这是一人一狗的第二次会面,气氛却不似之前轻松活跃,两者之间剑拔弩张。
庄歆深吸一口气,努力平缓呼吸,试图用上自己剪辑过的所有“如何冷静处理宠物错误行为”科普知识。
她指着地上的狼藉,温和道:“哈罗,这是你干的吗?”
被点名的小玩意不方便说话,但这螺旋桨式的旋转尾巴已经说明了一切。
对上庄歆视线的那一刹,那摇动的尾巴失落地低垂了一阵。
棕色眼睛里也生出怯怯的,名为“心虚”的情绪。
可惜好景不长,下一秒就被骄傲所替代。
“现、在、还、不、能、吃!”庄歆一字一顿,努力着让它明白,“过量的喂食会导致肠胃负担加重,我们等到了饭点再打开好吗?”
“呜嗷!”哈罗显然不接受她的这番提议,只见它甩开袋子,一头扎进了狗粮里。
庄歆惊呼:“停下!哈罗!NO!STOP!”
她的制止如同发号令枪,越是阻止,对方的动静就越大。
冒尖的褐色小堆被拱开,一粒粒如发射的炮|弹,在房间内四处飞溅。
待到玩尽兴了,哈罗才从褐色“海洋球”中抽身而出,昂着骄傲的狗头巡视了一圈又一圈,在地板上踏出“哒哒”的声响。
“活泼好动是狗狗的天性,面对拆家,我们要用爱来教育并感化。”
刚录的口播一遍又一遍地在庄歆的脑海中播放,她“你你你”了半天,最终认命地拿起笤帚,准备先收拾残局。
谁知刚扫拢一小撮,一辆黄白色的小卡车又猛地冲了过来,直接用爪子将其全部刨散。
哈罗这里追着那里跳着,不停地在她的脚边撒欢。
留下庄歆在原地无声地崩溃。
而这始作俑者,在疯跑几圈后,居然叼来了它自己喝水用的碗,“哐当”一声放到庄歆的脚边,然后坐得端端正正的看着她。
小幅度摆动的尾巴也展现出它的些许期待。
庄歆忙得焦头烂额,全然没注意到这个小细节。
这场清扫大战整整持续了十分钟,最终以庄歆将哈罗强行隔离到卧室,并在两分钟内弄干净地面而告终。
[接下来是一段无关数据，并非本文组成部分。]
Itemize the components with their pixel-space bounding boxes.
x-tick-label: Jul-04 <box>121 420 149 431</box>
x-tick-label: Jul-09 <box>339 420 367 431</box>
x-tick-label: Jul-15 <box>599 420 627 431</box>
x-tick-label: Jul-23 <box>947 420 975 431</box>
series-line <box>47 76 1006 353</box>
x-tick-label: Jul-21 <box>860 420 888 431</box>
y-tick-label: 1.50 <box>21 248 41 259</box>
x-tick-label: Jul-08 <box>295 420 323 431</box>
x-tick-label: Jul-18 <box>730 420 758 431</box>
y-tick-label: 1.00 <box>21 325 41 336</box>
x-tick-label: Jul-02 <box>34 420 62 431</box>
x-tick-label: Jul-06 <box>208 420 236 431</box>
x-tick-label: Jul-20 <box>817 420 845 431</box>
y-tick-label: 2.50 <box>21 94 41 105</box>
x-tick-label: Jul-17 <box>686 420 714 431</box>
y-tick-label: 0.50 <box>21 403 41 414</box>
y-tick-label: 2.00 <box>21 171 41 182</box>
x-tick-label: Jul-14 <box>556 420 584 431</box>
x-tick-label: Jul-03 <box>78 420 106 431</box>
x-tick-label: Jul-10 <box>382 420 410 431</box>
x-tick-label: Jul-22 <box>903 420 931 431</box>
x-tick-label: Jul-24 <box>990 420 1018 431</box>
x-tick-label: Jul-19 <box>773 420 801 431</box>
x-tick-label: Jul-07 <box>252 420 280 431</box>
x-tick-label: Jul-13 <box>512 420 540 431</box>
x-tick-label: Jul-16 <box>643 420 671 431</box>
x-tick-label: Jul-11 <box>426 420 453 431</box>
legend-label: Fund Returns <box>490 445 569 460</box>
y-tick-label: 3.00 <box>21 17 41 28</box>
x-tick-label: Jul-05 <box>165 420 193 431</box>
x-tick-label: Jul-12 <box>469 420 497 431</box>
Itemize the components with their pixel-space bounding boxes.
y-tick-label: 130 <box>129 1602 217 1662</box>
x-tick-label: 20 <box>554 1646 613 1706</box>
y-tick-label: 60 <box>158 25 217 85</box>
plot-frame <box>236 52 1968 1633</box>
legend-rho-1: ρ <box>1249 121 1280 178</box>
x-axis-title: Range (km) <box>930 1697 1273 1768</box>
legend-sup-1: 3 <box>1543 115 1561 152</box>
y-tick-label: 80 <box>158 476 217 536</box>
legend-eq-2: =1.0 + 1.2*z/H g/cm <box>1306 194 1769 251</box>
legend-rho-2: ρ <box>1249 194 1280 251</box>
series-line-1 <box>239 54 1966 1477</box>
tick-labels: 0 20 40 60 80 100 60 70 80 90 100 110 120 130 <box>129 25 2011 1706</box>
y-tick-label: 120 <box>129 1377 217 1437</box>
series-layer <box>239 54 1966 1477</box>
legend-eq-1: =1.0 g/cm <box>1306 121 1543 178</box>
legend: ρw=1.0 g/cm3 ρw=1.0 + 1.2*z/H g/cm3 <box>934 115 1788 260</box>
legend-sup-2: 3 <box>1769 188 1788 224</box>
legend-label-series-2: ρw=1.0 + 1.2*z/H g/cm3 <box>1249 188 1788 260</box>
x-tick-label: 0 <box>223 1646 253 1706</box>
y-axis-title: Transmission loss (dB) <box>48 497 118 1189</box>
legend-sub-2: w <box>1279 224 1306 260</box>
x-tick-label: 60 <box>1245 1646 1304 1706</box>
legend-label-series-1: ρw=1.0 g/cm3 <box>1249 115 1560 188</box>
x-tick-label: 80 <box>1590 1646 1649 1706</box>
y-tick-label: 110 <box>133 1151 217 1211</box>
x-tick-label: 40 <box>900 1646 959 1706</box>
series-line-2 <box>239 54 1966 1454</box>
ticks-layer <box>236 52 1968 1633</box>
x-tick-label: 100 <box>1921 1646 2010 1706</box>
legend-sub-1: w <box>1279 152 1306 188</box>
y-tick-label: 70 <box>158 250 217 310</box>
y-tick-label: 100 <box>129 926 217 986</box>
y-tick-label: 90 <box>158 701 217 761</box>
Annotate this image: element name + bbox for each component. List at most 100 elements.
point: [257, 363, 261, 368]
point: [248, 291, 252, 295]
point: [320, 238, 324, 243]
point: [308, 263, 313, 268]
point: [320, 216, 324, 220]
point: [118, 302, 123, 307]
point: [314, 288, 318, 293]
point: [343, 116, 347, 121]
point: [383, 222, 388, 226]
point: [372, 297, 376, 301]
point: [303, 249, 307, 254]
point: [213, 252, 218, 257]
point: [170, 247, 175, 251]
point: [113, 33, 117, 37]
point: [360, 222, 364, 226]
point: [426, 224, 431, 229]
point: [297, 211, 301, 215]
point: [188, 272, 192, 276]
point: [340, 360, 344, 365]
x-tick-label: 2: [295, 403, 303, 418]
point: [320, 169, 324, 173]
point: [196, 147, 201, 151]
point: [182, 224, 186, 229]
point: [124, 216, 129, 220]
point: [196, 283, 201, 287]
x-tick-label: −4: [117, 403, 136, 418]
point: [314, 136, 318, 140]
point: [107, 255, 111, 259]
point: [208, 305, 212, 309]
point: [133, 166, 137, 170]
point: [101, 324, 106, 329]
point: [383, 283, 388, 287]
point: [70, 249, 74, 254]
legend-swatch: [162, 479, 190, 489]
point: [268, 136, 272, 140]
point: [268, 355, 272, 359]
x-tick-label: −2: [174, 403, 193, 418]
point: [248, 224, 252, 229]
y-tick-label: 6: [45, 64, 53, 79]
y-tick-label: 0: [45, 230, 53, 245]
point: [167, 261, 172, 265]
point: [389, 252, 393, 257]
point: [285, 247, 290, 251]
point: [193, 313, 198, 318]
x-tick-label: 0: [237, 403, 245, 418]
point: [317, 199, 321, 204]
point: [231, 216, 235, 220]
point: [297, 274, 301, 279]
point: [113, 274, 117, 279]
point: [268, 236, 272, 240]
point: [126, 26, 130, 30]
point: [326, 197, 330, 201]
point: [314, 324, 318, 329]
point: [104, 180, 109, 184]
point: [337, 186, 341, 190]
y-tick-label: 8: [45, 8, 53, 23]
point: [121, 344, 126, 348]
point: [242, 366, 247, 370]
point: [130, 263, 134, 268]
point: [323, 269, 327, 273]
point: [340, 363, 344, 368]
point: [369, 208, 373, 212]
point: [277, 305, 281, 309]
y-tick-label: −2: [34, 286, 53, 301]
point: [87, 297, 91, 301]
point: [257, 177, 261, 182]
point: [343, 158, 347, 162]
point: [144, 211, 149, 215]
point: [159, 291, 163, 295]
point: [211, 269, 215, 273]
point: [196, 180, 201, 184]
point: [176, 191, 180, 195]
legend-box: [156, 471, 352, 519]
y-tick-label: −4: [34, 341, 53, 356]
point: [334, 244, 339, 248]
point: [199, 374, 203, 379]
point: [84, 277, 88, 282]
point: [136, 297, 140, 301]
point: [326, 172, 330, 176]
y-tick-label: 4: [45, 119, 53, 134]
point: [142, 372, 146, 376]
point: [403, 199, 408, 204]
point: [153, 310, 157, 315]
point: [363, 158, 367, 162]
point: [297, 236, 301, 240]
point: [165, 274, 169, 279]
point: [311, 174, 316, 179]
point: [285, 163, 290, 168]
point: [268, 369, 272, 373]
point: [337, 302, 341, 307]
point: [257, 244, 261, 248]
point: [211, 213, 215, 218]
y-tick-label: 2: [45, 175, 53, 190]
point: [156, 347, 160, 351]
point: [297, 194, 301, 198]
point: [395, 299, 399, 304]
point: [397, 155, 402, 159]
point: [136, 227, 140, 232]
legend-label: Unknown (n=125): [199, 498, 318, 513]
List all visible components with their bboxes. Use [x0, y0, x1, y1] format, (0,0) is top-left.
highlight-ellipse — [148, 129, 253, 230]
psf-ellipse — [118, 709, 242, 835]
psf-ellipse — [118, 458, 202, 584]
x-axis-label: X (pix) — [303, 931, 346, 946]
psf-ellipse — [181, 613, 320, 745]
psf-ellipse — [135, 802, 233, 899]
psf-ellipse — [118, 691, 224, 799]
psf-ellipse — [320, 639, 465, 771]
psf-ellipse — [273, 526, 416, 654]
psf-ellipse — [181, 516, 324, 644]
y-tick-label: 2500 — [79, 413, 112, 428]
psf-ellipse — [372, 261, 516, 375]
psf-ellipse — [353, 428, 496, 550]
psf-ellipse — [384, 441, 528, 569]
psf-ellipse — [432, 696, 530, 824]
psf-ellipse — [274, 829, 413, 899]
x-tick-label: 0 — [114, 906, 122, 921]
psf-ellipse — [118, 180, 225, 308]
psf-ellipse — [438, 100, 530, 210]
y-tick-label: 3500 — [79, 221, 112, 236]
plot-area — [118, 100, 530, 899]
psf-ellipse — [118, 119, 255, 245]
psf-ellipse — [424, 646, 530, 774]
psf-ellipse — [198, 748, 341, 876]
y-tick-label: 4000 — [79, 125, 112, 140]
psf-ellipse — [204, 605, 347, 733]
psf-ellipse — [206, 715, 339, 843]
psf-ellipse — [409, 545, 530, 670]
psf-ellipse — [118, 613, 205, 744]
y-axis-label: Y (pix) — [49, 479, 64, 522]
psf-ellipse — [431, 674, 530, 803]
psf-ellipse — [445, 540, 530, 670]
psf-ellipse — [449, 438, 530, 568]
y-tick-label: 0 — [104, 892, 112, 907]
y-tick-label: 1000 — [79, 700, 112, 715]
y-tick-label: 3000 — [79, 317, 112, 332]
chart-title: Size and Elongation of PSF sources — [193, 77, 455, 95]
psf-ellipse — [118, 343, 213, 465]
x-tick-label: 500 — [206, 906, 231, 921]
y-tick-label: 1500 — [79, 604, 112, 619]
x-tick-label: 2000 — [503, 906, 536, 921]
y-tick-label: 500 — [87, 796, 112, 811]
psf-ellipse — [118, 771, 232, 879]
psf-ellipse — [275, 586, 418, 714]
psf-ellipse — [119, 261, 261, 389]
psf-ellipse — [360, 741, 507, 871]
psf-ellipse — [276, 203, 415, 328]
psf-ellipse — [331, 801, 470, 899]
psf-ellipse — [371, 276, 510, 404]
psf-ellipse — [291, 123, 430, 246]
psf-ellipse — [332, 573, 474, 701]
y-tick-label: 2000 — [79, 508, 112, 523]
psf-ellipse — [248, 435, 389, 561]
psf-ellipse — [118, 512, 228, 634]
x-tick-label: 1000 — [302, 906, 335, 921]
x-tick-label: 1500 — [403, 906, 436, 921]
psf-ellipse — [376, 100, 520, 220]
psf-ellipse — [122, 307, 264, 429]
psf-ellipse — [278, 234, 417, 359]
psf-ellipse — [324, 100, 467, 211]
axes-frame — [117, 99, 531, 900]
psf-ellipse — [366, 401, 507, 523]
正是炎炎酷暑,即使屋内开了空调,庄歆的额头已冒出些许细小的汗珠。
她想躺沙发上休息会,又担心哈罗待在卧室中会有不适,于是立马起身去察看情况。
屋内静悄悄的,一点动静都没有。
庄歆谨慎地把门扒开一条缝,却没有在隙中窥见哈罗的身影。
再往里探去,只看见通往阳台的玻璃门被溜开狭窄的一条。
什么情况?
她的心不由得揪起来,按理说家里的窗户已被她封死,但照哈罗的矫健程度,难保会出什么问题。
门“呼”一下被拉开,紧接着是玻璃门的“滋啦”声,急切的脚步声响起,却又猛地刹住。
——下一秒,庄歆歇斯底里的呼喊在此处回荡。
“哈!罗!谁让你和王|八抢水喝啊啊啊!”
阳台内,原先精心的布置已是荡然无存。
花盆里的土被刨出来少许,小土块散落在四处,几片多肉叶子可怜巴巴地“阵亡”在地,叶片上的咬痕显示出其遭受过非植的虐待。
而它的凶手,即小型灾难现场的C位,正以一种极高难度的姿势探进那晒背浅水池中。
哈罗一脚踩着塑料缸边缘,一脚捅|在晒台上,两只后腿直立起来,牢牢扒着地面,随着它的动作时不时腾空。
池中水花被搅得四处飞溅,乌龟们缩在壳中久久不敢探头,入|室|抢|劫之狗还在那里卷着个舌头,“咕噜咕噜”往嘴里灌水。
庄歆一个箭步上前,拎着它的后脖颈把它提溜出来。
被控制的小家伙当然不服,不停地在空中划动四肢,两只大耳扑动着,直直将水泽洒在对方的身上,溅了庄歆满身。
像是嫌报复得不痛快似的,哈罗又是奋力一甩。